A reader’s success with this story resides in their comfort with travelling in Gilbert Silvester’s company. Gilbert is on the move and distraught because he has had a dream that his wife cheated on him; this spoiler-free passage illustrates some key aspects of his nature and his story:

He couldn’t recall later on whether he had shouted at her (probably), struck her (surely not), or spat at her (well, really, a little spittle may very well have sprayed from his mouth while he was talking animatedly at her), but he had at any rate gathered a few things together, taken his credit cards and his passport and left, walking along the pavement past the house, and when she didn’t come after him and didn’t call out his name, he carried on, somewhat slower at first and then faster, till he reached the next underground station, and disappeared down the steps, one might say in hindsight, as if sleepwalking. He travelled through the city and didn’t get out until he reached the airport.

Poschmann can write succinctly. The passage preceding this one is populated by a series of two-and-three-word-long sentences, as Gilbert confronts Mathilda (who denies everything).

So within a couple of pages, readers have a hint that it’s going to be the journey—more specifically, Gilbert’s recounting of the journey—that matters here.

Because, after all, one can break down a leaving into a series of minute observations, mechanics of a scene as Gilbert itemizes his packing process and movements.

Or, one can simply speak of travelling, of leaving.

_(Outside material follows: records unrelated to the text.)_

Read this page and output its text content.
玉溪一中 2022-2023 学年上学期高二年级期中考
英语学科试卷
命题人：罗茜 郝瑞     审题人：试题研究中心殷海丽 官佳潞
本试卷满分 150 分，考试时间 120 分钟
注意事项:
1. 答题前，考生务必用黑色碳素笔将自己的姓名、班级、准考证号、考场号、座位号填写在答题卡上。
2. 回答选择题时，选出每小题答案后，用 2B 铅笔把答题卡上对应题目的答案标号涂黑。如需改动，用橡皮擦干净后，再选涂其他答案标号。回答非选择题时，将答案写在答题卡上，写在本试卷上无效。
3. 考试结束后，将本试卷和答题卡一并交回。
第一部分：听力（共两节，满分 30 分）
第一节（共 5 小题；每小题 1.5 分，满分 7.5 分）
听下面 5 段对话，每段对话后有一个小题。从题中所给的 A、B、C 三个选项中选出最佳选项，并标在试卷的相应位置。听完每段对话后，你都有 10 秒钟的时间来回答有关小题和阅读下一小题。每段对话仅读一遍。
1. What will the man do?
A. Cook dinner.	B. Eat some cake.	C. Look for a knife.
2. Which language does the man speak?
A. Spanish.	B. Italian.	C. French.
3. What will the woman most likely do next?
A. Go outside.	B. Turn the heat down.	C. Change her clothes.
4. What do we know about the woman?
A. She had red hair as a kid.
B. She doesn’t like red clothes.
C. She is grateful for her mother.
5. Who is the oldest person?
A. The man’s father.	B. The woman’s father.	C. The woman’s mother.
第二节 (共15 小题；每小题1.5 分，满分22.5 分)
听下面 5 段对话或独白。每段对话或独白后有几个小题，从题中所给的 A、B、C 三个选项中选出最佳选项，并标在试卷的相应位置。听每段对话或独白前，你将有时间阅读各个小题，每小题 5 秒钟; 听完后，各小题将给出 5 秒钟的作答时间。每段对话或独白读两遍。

When readers meet Gilbert, he has already travelled to Tokyo. From there, much of the book is preoccupied by his meeting Yosa Tamagotchi, a young man and fellow traveller, with a copy of The Complete Manual of Suicide in hand. For readers who have travelled to Japan, the movement between recognizable destinations will hold independent appeal, but Gilbert’s experience of various destinations is rooted in psychology rather than geography.

There is talk of trees and forests, visibility and presence, and the ghostly figure of seventeenth-century poet, Matsuo Bashō. Bashō is known not only for his haiku, but for a 2,400-kilomentre-long journey in the north of Japan which he viewed as a pilgrimage rather than a trek, an act of devotion to an earlier poet, Saigyō.

The Pine Islands is a short novel and its resolution is surprisingly satisfying; simultaneously, it’s the kind of work that would reward rereading. Gilbert’s questions about what we expect from and value in life, how we react when our expectations are not met, and how we navigate and create difficulty remain largely unanswered:

“A panoramic view. Haze in the bay, a few shapes, flecks much of it couldn’t be made out. As always, an exaggerated amount of fuss had been made over a banal landscape. From above, the islands just looked like mossy stones in the fog. Was he disappointed? He really didn’t know.”

More important is the question of what we do when we really don’t know the answer. It’s a startlingly relevant question for these times.